Apaixonarmo-nos é doar um pouco da nossa alma que sabemos nunca mais reaver...
A chuva parece ter vindo para ficar. É seu, o tempo. É ela, a chuva, que faz renascer a vida, a esperança, o mundo, é uma espécie de oportunidade para esquecer mas também para fazer as coisas novamente, uma oportunidade de recomeçar melhor, uma oportunidade para lavar o passado, levar as lágrimas que persistem na alma e as memórias que insistem em se colar à pele, escrevendo nelas novos poemas, novas histórias rabiscadas nas estradas por onde deambulamos…
Apaixonarmo-nos é ver como extraordinárias e preciosas as pequenas coisas vulgares do dia-a-dia: a cama com os lençóis brancos, amarrotados, ainda com a forma do teu corpo a reclamar o seu espaço junto do meu; é a loiça do jantar de ontem ainda em cima da mesa da cozinha, por arrumar, interrompido pela urgência do nosso amor inadiável, reclamado pela alma e pela pele; é ouvir uma criança a rir alto, de nariz sujo, que corre atrás de uma bola no recreio da escola e logo fazermos uma finta para marcar golo numa baliza imaginária; é ouvir uma música no rádio que nos faz brilhar por dentro e enviar-lhe uma mensagem a dizer que temos saudades, mesmo que tenhamos saído de casa a apenas 10 minutos atrás; é desejar “bom almoço” e aparecer de surpresa com um ramos de flores no restaurante onde ela está e sermos acolhidos com o sorriso mais fantástico do mundo; é o cheiro das castanhas a assar no final do dia e que nos faz parar para as comprar quando, apressados, regressamos a casa; são as luzes refletidas na estrada molhada enquanto pensamos no abraço apertado, à chegada, que nos voltará a deixar inteiros depois de um dia extenuante; é olhar aqueles olhos doces que nos observam, profundos, à noite, ao deitar, e sentirmos que queremos voltar a fazer tudo outra vez, e outra vez, e outra vez, como temos feito nos últimos milénios, e em cada dia ser tudo com a intensidade de uma primeira vez…

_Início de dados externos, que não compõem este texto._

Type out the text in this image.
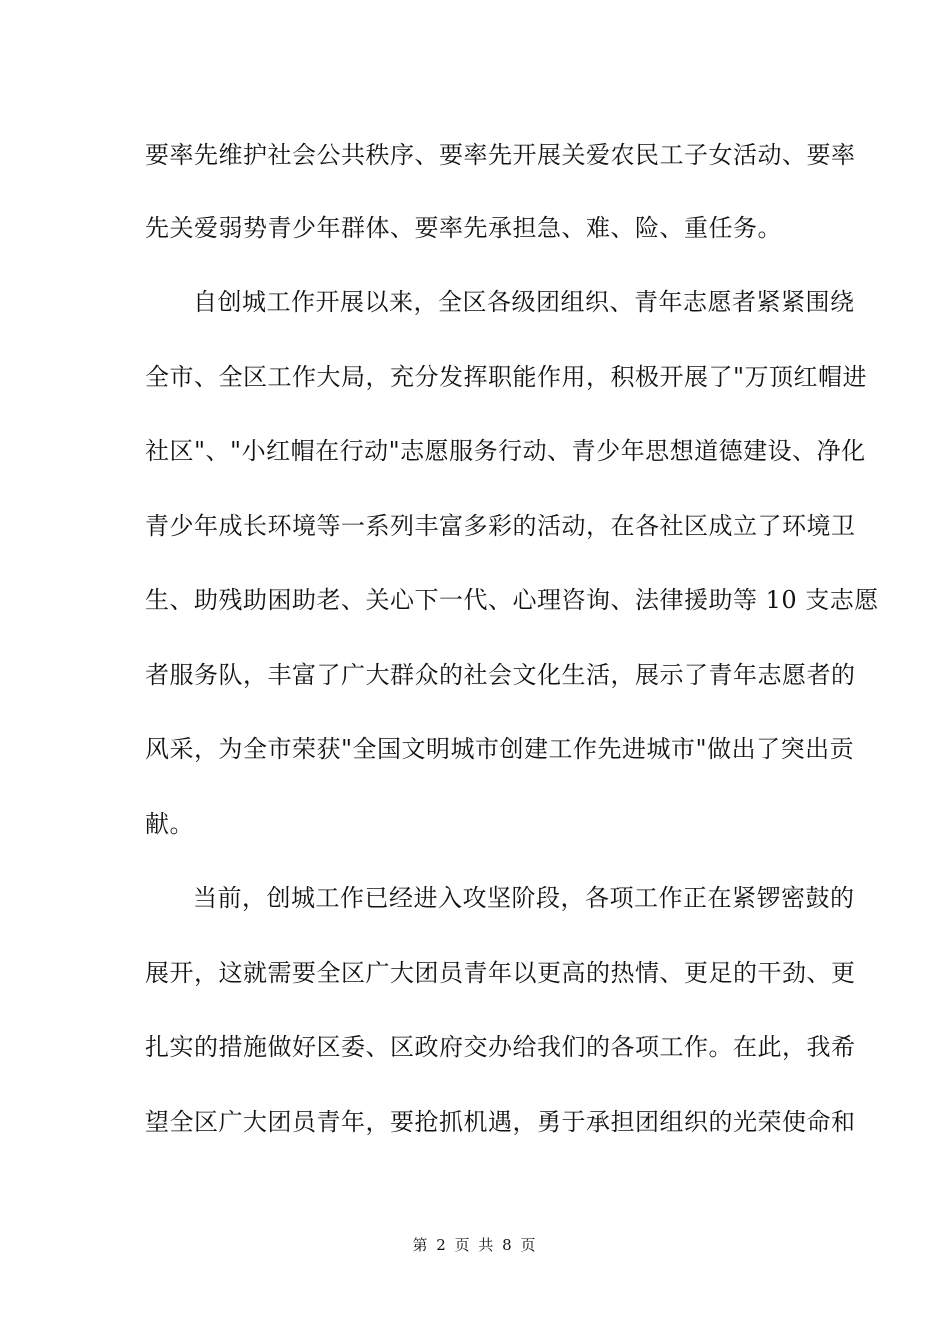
要率先维护社会公共秩序、要率先开展关爱农民工子女活动、要率
先关爱弱势青少年群体、要率先承担急、难、险、重任务。
自创城工作开展以来，全区各级团组织、青年志愿者紧紧围绕
全市、全区工作大局，充分发挥职能作用，积极开展了"万顶红帽进
社区"、"小红帽在行动"志愿服务行动、青少年思想道德建设、净化
青少年成长环境等一系列丰富多彩的活动，在各社区成立了环境卫
生、助残助困助老、关心下一代、心理咨询、法律援助等 10 支志愿
者服务队，丰富了广大群众的社会文化生活，展示了青年志愿者的
风采，为全市荣获"全国文明城市创建工作先进城市"做出了突出贡
献。
当前，创城工作已经进入攻坚阶段，各项工作正在紧锣密鼓的
展开，这就需要全区广大团员青年以更高的热情、更足的干劲、更
扎实的措施做好区委、区政府交办给我们的各项工作。在此，我希
望全区广大团员青年，要抢抓机遇，勇于承担团组织的光荣使命和
第 2 页 共 8 页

Apaixonarmo-nos é doar um pouco da nossa alma que sabemos nunca mais reaver, com a íntima convicção de que foi a melhor coisa que fizemos em toda nossa existência, nem que esse amor tenha durado apenas um segundo ou uma vida (o que é exatamente a mesma coisa). E quanto maior a dor da separação (tudo acaba, de uma forma ou de outra), maior a certeza de que foi a coisa certa, o amor que valia a pena, o amor pelo qual valeu a pena renascer para morrer. Apaixonarmo-nos é doar um pouco da nossa alma que sabemos nunca mais reaver e, com isso, tornar o habitual simplesmente extraordinário…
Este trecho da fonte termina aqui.